Ao anunciar que o secretário-adjunto de Relações Institucionais e Sociais, Igor Tokarski, agora, cuidará de se relacionar com o setor produtivo e sindicatos, o governador Rodrigo Rollemberg indicou que iniciaria uma fase diferente da gestão. Mas, em entrevista ao JBr., ele deu dicas de que o Governo do DF ainda não conseguiu se acertar com as entidades. Para ele, alguns sindicatos manipulam a opinião pública com a ideia de que ele foi responsável pela articulação que resultou no PL 257/2016, que propõe medidas de reequilíbrio fiscal dos estados e, em contrapartida, congela direitos dos servidores.
“Isso é injustiça e manipulação dos sindicatos, que tentam atribuir a mim uma responsabilidade que eu não tenho. Quem enviou o projeto ao Congresso Nacional foi o Ministério da Fazenda”, destaca.
DF está fora
A articulação que fez, garante Rollemberg, foi para que fossem retomadas as operações de crédito e pra que houvesse renegociação da dívida dos estados. “O Governo Federal colocou como condição para fazer a renegociação da dívida que alguns estados que têm dívidas enormes, que não é o caso do DF, tomassem medidas duras contra os servidores”, observa ele, lembrando que o projeto é optativo.
Os servidores do Distrito Federal, diz o governador, não sofrerão as sanções previstas no PL 257/2016, como congelamento salarial, corte de até 30% em benefícios e programas de demissão. “Não temos uma dívida grande”, assegura.

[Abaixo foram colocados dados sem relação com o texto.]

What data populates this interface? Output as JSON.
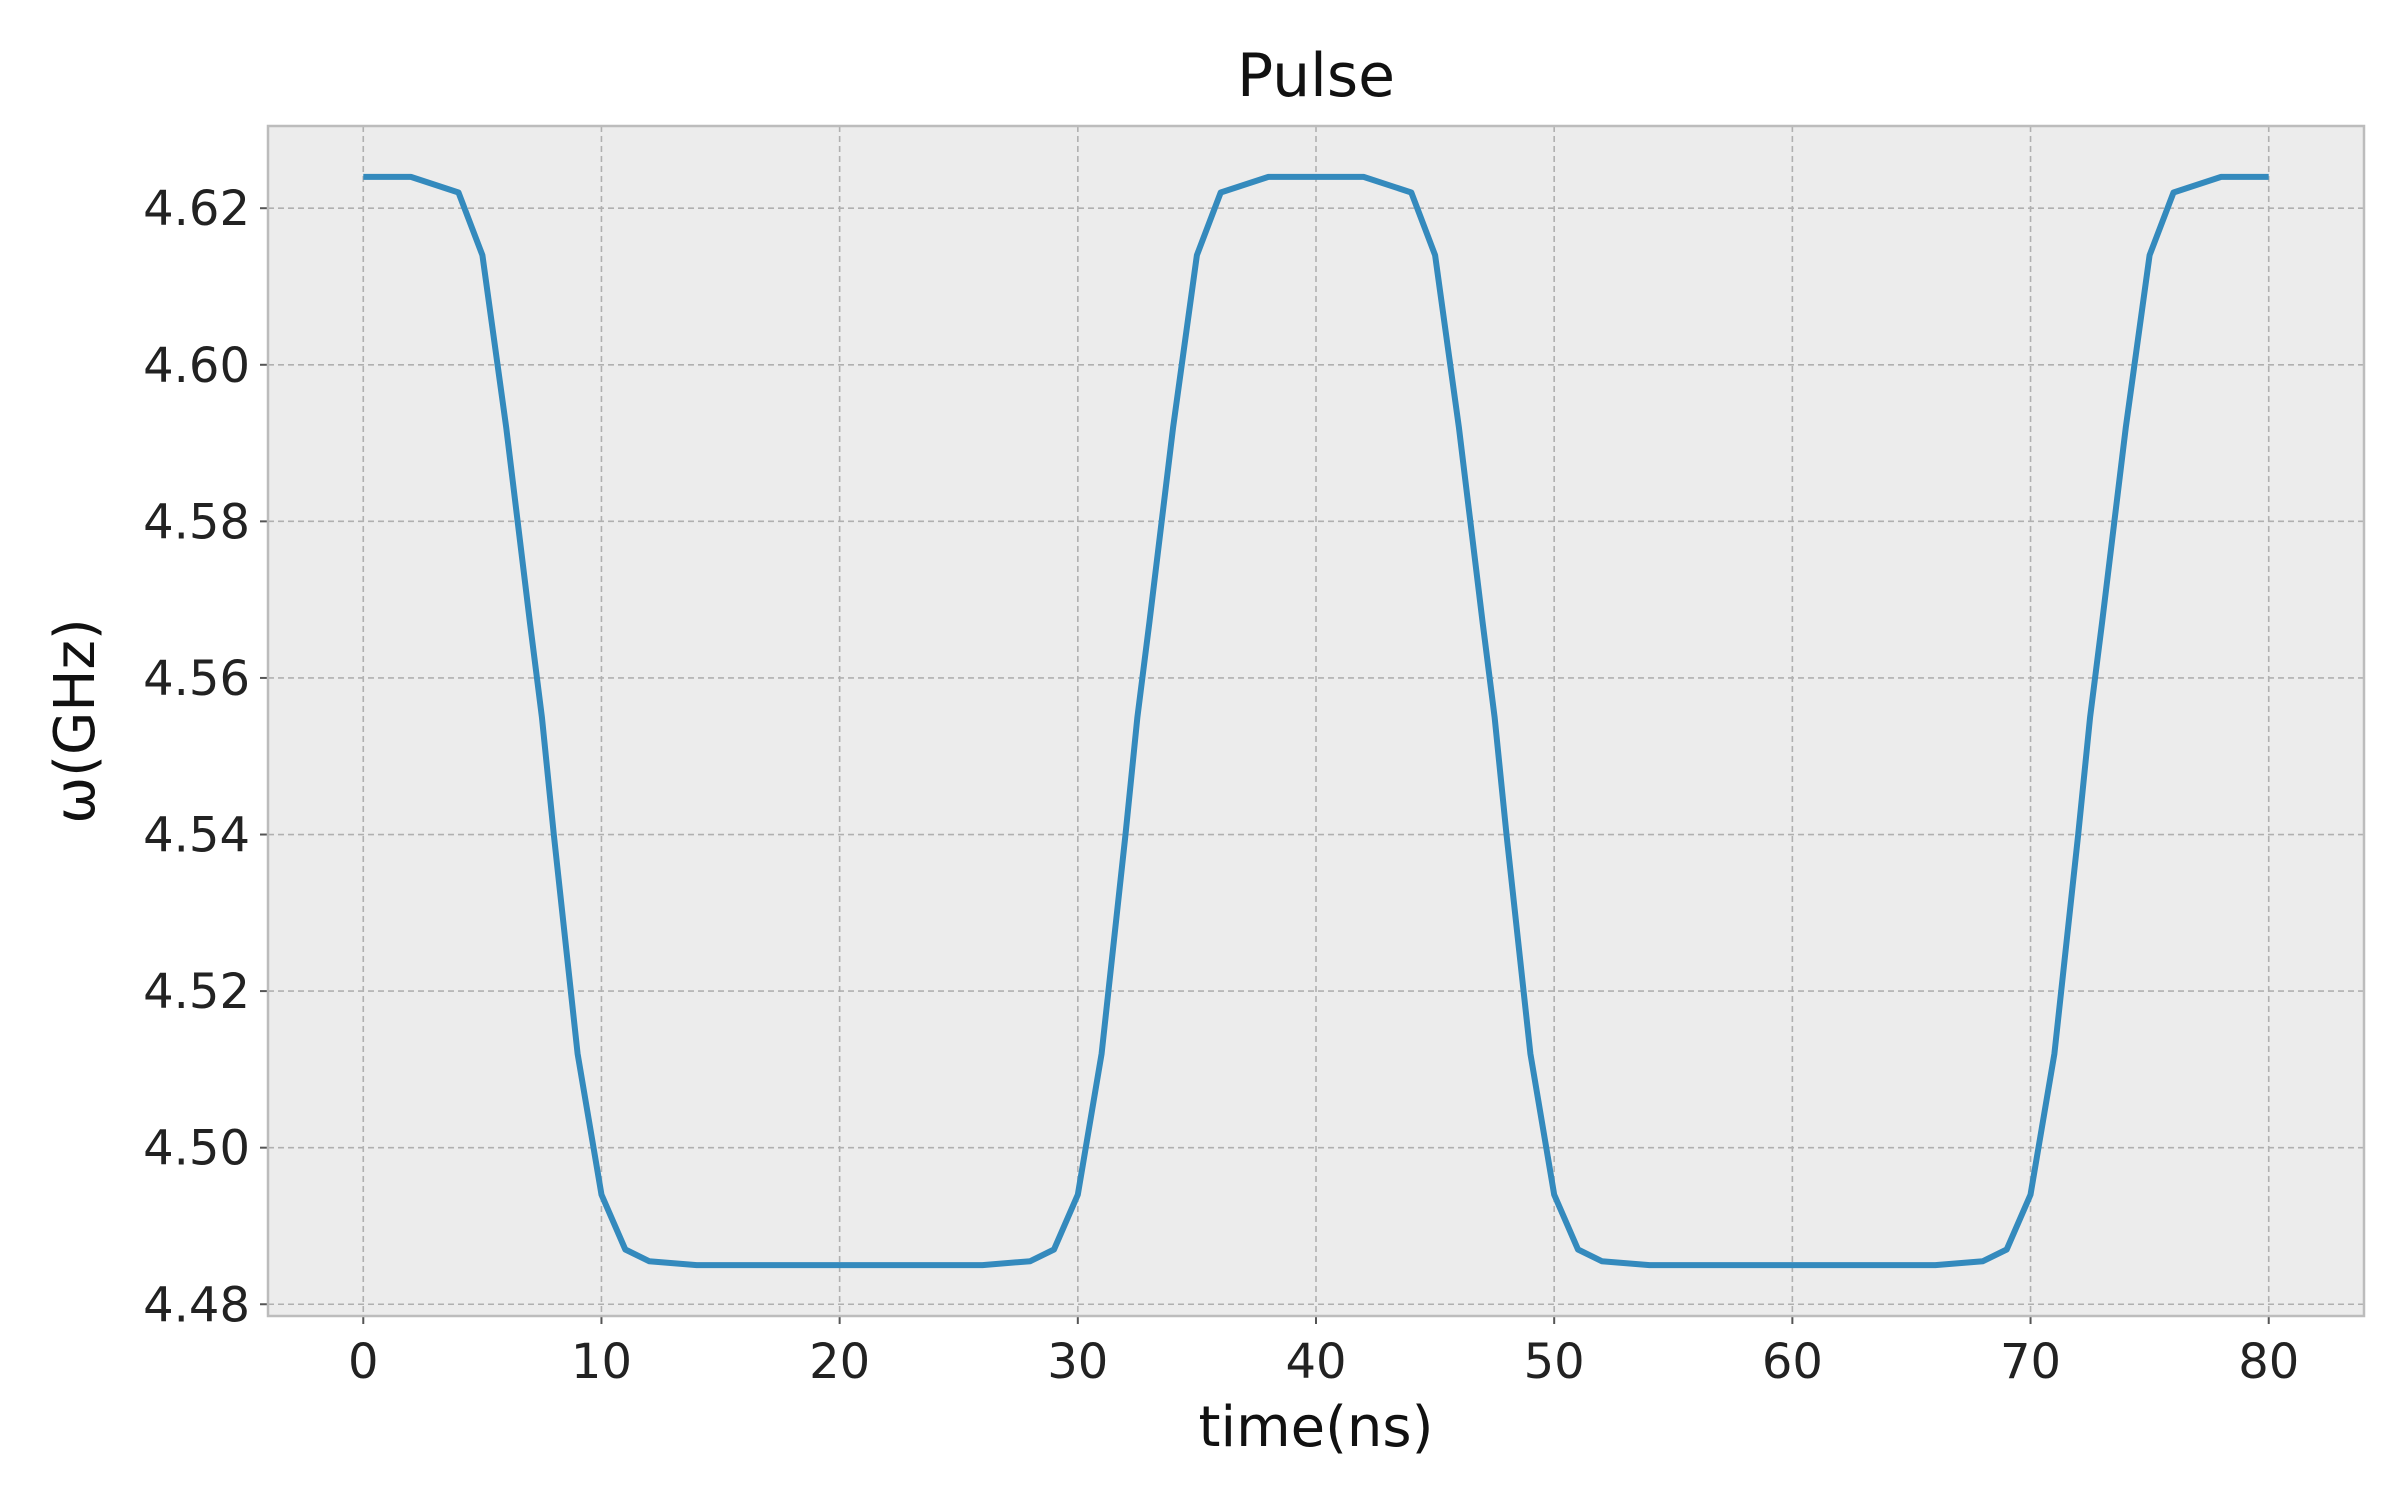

Em relação à resistência da população para a intenção do governo de fazer parceria com organizações sociais para a gestão de unidades de saúde pública, o governador acredita que isso também vem dos sindicatos e de “pessoas manipuladas pelos sindicatos”.
Saiba mais
O governador diz que a Secretaria de Saúde já convocou todos os pediatras e neonatologistas aprovados em concurso. “Muitos não quiseram assumir e não tem mais para chamar”, argumenta.
Ele afirma que há dificuldade também em se contratar anestesistas e clínicos. “Nós estamos no limite da Lei de Responsabilidade Fiscal, em relação ao comprometimento de gastos com pessoal. Estamos proibidos pela lei de aumentar o número de servidores públicos. Daí, a necessidade de contratação de organizações sociais para ampliação de alguns serviços”, insiste.